Okay, it's ironic that I'm being cited in a Heartland Institute article: The article, written by a research director at the Pacific Research Institute, criticizes San Francisco's broad, possibly somewhat unnecessary efforts at building citywide Wi-Fi. PRI is based in San Francisco. The article has some problems in the details, and I've written the author. I wasn't misquoted, but I'd rein in the scope as I was referring specifically to the problem of achieving all parameters, not building the network at all. SF will be hard-pressed to not pay its winning bidder a cent but require service cheaper than comparable offerings.
However, I, too, am scared at a "Wi-Fi or bust" mentality that SF has demonstrated time and again. Other cities with arms'-length plans--like Portland, Ore., and Minneapolis--may have some issues with essentially franchising a private provider, but they also will spend not a dime and aren't dictating monthly subscriber rates while having a longer chunk of time to consider bidders who will have longer to build a network. (Portland wants some free-for-short-periods-of-time or bandwidth-limited-free access, but it's not the point of the network.)
I've spent way too much time on this subject matter--detractors and supporters of municipal networks, which often goes far beyond Wi-Fi and broadband wireless--taking apart reports like this, and there are some elements of this one that I'd praise. Instead, I'll post reader comments (follow the link below) and link to other sites that comment on this.
But I can't just be quoted in a Heartland Institute article and not, you know, comment on (and honestly enjoy) the irony. Hard to call me 100-percent one-sided biased know-nothing if I'm quoted by one side of this debate's principal ideological organization. ('Course I'm not either pro- or anti-muni.)
Glenn,
Other than your out-of-context comments, this report is all rehash. We know that $14.95 broadband comes with all sorts of strings attached and that the "facts" describing muni BB "failures" are out of context or based on out-dated technologies.

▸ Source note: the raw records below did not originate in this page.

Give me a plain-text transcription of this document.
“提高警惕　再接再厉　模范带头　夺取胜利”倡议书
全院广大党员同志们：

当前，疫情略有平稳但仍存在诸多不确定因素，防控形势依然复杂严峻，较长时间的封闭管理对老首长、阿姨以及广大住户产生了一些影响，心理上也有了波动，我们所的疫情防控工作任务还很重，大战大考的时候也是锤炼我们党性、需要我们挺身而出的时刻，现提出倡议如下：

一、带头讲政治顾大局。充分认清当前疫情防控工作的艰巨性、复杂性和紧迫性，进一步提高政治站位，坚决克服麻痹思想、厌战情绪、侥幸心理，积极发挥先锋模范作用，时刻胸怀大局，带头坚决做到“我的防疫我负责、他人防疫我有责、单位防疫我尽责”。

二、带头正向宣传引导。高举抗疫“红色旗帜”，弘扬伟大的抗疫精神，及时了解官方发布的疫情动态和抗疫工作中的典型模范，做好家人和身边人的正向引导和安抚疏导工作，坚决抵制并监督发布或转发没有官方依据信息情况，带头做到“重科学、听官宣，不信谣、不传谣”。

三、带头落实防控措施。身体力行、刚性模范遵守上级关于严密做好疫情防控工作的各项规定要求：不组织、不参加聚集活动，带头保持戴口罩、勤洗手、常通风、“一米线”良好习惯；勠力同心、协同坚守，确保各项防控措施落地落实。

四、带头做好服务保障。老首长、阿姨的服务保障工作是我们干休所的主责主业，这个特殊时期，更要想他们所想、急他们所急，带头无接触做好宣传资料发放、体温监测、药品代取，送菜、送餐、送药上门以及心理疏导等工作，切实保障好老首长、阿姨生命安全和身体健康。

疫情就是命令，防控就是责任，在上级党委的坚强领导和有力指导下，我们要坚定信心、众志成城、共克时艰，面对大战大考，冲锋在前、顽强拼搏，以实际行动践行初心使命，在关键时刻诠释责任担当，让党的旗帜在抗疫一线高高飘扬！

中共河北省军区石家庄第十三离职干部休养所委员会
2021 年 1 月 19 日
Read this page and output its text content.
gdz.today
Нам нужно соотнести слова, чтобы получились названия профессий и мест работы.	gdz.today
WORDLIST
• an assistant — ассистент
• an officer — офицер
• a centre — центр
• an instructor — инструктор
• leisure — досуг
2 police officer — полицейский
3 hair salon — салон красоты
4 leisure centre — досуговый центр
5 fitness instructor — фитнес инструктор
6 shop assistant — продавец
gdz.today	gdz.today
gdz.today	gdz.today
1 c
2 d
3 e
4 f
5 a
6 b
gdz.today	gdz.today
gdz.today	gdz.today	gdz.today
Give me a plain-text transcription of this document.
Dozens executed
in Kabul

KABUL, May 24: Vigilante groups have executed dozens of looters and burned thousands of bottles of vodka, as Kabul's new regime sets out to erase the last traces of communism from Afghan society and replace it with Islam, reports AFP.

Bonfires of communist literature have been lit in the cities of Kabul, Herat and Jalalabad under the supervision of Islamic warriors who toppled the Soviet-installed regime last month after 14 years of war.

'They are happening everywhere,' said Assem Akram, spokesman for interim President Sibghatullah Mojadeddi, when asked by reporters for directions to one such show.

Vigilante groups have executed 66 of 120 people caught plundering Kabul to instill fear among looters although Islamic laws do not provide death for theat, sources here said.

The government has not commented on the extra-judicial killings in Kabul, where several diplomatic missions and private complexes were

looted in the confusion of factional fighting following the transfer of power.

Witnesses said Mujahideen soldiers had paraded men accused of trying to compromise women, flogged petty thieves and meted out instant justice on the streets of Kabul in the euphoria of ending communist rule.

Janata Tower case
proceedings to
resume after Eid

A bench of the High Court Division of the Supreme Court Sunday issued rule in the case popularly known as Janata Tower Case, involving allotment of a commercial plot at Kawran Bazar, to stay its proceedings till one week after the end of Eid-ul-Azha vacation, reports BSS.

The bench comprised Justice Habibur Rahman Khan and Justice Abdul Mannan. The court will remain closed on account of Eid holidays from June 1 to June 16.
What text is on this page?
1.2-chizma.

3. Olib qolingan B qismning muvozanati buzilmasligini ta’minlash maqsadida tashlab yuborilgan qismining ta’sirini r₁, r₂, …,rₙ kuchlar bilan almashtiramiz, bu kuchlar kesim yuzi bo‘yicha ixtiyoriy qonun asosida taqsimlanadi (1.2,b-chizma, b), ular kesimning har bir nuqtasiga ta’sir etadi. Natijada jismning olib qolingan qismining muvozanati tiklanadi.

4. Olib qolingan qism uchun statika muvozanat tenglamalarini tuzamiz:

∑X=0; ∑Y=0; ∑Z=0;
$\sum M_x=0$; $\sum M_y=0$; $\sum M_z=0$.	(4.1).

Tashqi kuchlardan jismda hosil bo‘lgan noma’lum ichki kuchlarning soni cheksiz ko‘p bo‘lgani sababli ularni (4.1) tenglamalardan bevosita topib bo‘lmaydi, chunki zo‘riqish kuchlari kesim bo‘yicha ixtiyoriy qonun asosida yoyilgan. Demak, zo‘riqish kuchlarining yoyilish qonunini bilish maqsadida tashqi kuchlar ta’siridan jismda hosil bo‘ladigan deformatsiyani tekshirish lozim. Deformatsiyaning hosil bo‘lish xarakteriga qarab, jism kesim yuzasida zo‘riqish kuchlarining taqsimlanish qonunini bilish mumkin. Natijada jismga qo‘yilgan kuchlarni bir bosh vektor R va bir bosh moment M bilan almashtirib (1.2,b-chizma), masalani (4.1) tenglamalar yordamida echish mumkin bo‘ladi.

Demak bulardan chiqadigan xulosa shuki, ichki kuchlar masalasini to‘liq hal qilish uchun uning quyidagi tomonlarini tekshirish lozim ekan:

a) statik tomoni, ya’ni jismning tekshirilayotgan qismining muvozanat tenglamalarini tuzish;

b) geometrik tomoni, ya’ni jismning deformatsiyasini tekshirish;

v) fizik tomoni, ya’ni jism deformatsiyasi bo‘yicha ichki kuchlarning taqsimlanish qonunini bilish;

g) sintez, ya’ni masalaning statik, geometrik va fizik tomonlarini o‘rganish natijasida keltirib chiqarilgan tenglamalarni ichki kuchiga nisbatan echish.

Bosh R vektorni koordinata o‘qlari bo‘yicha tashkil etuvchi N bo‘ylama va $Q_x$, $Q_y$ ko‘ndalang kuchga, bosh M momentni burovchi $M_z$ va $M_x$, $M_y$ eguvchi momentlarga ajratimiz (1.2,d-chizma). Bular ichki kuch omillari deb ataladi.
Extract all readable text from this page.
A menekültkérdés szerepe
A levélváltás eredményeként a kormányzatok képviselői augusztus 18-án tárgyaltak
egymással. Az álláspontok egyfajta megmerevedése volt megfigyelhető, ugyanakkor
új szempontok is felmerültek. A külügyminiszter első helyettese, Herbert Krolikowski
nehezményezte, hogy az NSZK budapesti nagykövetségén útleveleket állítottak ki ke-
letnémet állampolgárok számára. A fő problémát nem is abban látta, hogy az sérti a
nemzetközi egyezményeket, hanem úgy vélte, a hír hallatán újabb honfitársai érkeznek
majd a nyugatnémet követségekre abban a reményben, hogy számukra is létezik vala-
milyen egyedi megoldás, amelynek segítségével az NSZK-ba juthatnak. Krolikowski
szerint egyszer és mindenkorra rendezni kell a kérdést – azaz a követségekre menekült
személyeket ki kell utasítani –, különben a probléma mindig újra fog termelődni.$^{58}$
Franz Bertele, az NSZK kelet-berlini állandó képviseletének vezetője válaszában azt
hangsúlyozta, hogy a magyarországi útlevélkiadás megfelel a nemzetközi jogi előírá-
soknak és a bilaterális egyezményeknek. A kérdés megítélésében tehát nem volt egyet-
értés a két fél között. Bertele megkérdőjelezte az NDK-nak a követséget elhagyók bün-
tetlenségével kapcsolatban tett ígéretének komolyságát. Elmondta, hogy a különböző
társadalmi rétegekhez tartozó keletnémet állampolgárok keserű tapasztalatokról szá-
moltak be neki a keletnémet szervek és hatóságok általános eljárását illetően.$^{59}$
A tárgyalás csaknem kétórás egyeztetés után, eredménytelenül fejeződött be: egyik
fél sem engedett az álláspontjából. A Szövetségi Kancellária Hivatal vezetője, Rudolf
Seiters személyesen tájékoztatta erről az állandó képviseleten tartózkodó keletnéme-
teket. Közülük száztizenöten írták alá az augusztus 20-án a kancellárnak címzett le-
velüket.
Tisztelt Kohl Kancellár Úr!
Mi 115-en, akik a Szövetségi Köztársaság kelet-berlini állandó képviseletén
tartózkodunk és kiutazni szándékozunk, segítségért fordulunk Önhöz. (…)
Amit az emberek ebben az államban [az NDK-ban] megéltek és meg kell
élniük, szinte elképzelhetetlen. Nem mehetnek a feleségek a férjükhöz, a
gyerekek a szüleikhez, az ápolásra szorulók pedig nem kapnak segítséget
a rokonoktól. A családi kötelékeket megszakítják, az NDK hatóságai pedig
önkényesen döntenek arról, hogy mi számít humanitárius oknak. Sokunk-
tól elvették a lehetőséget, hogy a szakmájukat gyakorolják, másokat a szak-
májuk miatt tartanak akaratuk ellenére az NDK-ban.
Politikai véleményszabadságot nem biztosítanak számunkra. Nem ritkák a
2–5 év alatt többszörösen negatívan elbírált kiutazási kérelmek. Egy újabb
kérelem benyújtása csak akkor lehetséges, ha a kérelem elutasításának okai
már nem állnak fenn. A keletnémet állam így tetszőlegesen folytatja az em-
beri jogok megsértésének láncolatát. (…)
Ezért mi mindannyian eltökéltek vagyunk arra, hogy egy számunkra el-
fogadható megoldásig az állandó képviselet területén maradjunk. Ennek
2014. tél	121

I have been up on Captiol Hill several times in recent months and have been talking to a variety of private players in the "first mile" broadband business. Attitudes are changing in the former and new entrants are being enabled by new technologies such as Wi-Fi mesh in the latter. Already we have the Barton Bill in the House with protections for muni deployments. We are on the cusp of some interesting public-private partnership announcements that go a long way to meeting the unfulfilled needs of cities for low-income access and municipal automation, without city funds. The disaster-recovery capabilities of Wi-Fi mesh as demonstrated by part-15.org, MCI, Intel, Tropos and others is impactfully highlighting to the Feds and the states both yet another compelling reason to get this technology up in US cities fast.
Based on these developments, I am confident that the market is sorting out the true benefits of Wi-Fi mesh, and you will see interesting announcements and real big-player, big city proof-points soon. Then we can focus our journalistic energies on reporting the real facts, as opposed to the manufactured ones. Because of the efforts of early courageous participants in the market such as yourself, cities like St. Cloud, FL are already seeing their public policy objectives fulfilled, consumers in places like Moorhead, MN the benefits of more first mile competition in the form of no-strings-attached lower prices, and we are already building more robust communication systems in the face of disasters like Katrina.
Soon we will have some even higher-profile players and successes to report on. Let's focus on those.
I think that even suggesting Heartland is a legitimate "side" to this debate validates the practice of warping statistics for political purpose at the behest of obfuscated funding sources.
They aren't a "side", they're a well funded public relations tool.